A l’abri d’une mise en scène très vivante avec sur écran des projections vidéos ainsi que des intermèdes musicaux, se déploient les figures de Lagarce, singulières et multiples, épiques et ordinaires. De cette mort annoncée (la sienne) à celle de son amant (remémorée) en passant par toutes ces individualités croisées qui nous renvoient à sa différence et pour finir à sa solitude extrême, c’est cette errance sans fin que rend compte avec invention cette proposition de Jean-Pierre Garnier.
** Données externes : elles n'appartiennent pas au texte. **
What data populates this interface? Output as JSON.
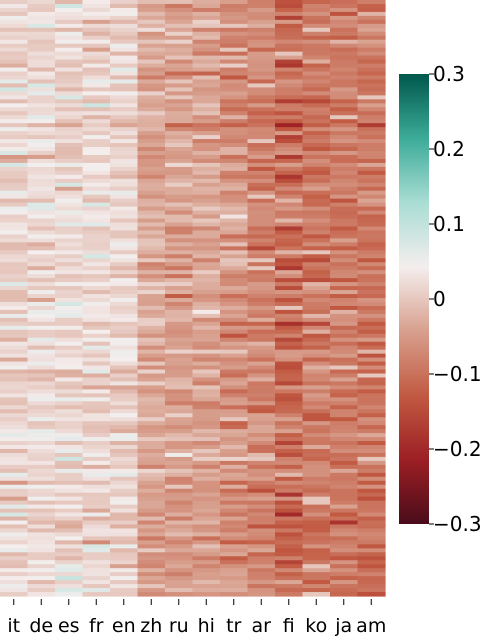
{
  "chart_data": {
    "type": "heatmap",
    "title": "",
    "xlabel": "",
    "ylabel": "",
    "categories": [
      "it",
      "de",
      "es",
      "fr",
      "en",
      "zh",
      "ru",
      "hi",
      "tr",
      "ar",
      "fi",
      "ko",
      "ja",
      "am"
    ],
    "column_means": [
      0.015,
      0.015,
      0.02,
      0.02,
      0.015,
      -0.04,
      -0.045,
      -0.045,
      -0.06,
      -0.075,
      -0.105,
      -0.09,
      -0.09,
      -0.095
    ],
    "column_spread": [
      0.025,
      0.022,
      0.025,
      0.025,
      0.022,
      0.022,
      0.025,
      0.025,
      0.03,
      0.025,
      0.035,
      0.025,
      0.025,
      0.025
    ],
    "row_count": 150,
    "seed": 1234,
    "colorbar": {
      "vmin": -0.3,
      "vmax": 0.3,
      "ticks": [
        0.3,
        0.2,
        0.1,
        0,
        -0.1,
        -0.2,
        -0.3
      ],
      "tick_labels": [
        "0.3",
        "0.2",
        "0.1",
        "0",
        "−0.1",
        "−0.2",
        "−0.3"
      ],
      "colors": [
        "#4a0c1b",
        "#9c1f24",
        "#c25a42",
        "#d8a08e",
        "#f4eeee",
        "#a9ddd4",
        "#3cab98",
        "#00574c"
      ]
    }
  }
}
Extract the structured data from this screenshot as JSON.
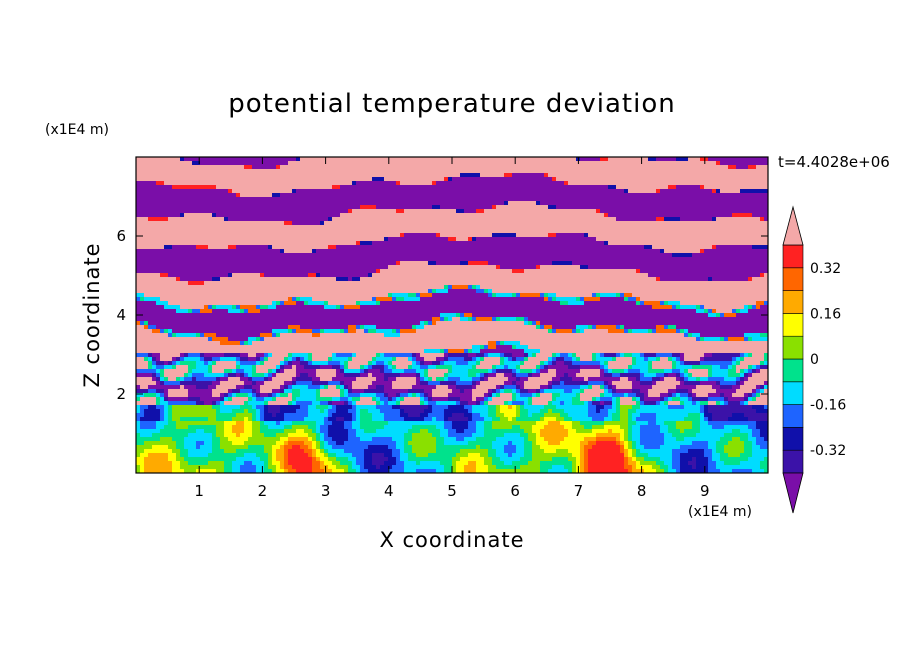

Le verbe court de Lagarce qui procède par incises – les personnages reprenant sans cesse ce qu’ils viennent de dire en le modifiant – ce qui lui imprime une cadence fragmentée, nous suspend à ces échappées verbales révélatrices chez les personnages de leur fragilité et leur abîme où chacun de nous peut se reconnaitre. Un impératif de vérité qui donne également toute sa place à la dérision et au décalage des situations décrites qui, par delà le rire qu’elles provoquent, n’en sont pas moins empreintes de gravité.
Une langue qui donne à ressentir au delà des mots la prose tragique mais tendrement élégiaque du grand dramaturge.